The deeper I get into the urban planning profession, the more I feel like I am not good enough to be a planner. (I’m not throwing myself a pity party, so hold on.) I work alongside some great people. People that are amazing artists and can sketch an urban space in less than five minutes because they studied abroad for a month. People that have amazing graphic skills and can render a development in their spare time or for every project they do, whether it’s required of them or not. People that have amazing ideas that will actually become implemented someday and make fantastic cities. I’m not am artist, a designer, or a consultant, and maybe not even a planner at all. I’m just not that “average” planner. I don’t mean to offend anyone who sees themselves as anything I listed above, because I do believe you will make the world a better place with your gifts and I really wish I had those skills. We are all unique in our passions.
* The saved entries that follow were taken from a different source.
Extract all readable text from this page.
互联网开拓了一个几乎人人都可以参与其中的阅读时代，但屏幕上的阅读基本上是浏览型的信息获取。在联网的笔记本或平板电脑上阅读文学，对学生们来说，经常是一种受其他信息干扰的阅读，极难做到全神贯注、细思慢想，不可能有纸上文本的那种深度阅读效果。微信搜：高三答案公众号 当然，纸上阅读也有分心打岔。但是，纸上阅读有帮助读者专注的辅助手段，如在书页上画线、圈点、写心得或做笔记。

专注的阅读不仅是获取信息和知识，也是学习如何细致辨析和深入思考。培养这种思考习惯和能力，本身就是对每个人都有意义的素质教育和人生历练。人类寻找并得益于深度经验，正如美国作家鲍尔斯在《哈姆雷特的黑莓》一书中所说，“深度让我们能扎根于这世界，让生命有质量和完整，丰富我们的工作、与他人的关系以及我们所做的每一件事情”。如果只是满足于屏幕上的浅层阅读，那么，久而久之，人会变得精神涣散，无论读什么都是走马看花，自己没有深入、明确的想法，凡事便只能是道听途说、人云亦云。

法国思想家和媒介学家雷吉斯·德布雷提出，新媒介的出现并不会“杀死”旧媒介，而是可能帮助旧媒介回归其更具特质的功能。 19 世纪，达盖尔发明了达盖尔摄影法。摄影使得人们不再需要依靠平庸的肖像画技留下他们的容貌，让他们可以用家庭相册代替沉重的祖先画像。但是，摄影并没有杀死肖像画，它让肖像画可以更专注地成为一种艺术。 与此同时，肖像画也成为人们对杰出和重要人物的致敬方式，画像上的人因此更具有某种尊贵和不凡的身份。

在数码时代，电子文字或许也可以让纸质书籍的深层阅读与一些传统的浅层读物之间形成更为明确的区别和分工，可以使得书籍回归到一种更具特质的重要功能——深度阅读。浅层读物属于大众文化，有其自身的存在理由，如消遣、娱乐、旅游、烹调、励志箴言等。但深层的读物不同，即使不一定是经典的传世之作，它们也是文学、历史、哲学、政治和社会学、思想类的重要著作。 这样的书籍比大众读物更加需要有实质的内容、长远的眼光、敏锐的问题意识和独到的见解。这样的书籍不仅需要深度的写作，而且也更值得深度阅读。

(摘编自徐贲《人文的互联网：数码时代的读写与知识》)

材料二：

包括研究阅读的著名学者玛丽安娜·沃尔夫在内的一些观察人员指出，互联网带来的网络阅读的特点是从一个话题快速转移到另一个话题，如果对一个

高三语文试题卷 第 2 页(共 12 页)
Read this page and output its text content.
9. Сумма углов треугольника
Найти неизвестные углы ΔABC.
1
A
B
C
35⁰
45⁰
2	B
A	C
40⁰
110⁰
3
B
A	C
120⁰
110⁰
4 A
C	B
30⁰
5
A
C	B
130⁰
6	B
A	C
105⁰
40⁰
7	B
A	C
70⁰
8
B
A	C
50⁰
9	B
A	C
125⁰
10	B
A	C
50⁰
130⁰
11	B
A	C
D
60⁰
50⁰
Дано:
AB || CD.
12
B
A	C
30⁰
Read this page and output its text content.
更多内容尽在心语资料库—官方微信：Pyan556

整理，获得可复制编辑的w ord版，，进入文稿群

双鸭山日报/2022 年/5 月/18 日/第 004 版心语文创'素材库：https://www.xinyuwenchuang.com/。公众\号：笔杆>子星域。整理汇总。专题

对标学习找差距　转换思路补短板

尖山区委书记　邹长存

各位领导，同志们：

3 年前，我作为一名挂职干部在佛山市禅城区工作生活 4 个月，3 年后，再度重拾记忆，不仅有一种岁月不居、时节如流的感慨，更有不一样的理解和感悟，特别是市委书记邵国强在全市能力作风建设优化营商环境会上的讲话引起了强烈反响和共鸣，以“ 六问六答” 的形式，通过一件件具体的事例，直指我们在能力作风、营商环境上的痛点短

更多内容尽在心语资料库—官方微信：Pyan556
I am not even close to saying that I picked the wrong major and I need to start over because I believe I have found my passion in city planning at Ohio State. It was what I was meant to do. The way I am meant to be a planner…well, that’s a developing story.
I do know that whatever path I may end up on I would like to BE the change (which I have mentioned before on this blog). I want to make a difference in this world and I believe that within urban planning, I can achieve it. I want to make a difference in urban places. The place where someone lives determines a lot, more than most people probably think. Something as simple as a zip-code determines an child’s future…isn’t that crazy? We have been discussing that idea in my sociology class and it blows my mind. A zip-code is something that should be taken care of by a planner. It is sometimes frightening to think about how much power planners have in the way we can change and impact places, but that is also such an amazing feeling that we have that opportunity to make a difference.
Since I am in my third year of school, it is growing closer to deciding what to do after graduation. Going to grad school was basically the option I had designated for myself until I thought “should I actually go for planning?”. This was something I had never considered before until about a month ago. I just assumed I would go to grad school for what my undergrad degree in because that’s what I knew of my peers. I’m beginning to think I should not go, unless I really figure out my focus in planning. Or if I go to grad school, maybe I study something else like sociology, criminology, or dare I say, law school?
I feel like this semester I am having a quarter-life crisis. I’m not exactly sure of how I put my passions into action after I graduate in a payable way, but I know that I am getting close to it everyday. I have great friends, mentors, counselors, and professors that will help guide me to the direction of pursuing my passions. I also have time to figure that stuff out. I am beginning to think of alternatives to average planning jobs after I graduate if I decide grad school isn’t for me.
I do know that I am good enough to not be your average planner and I will be the change.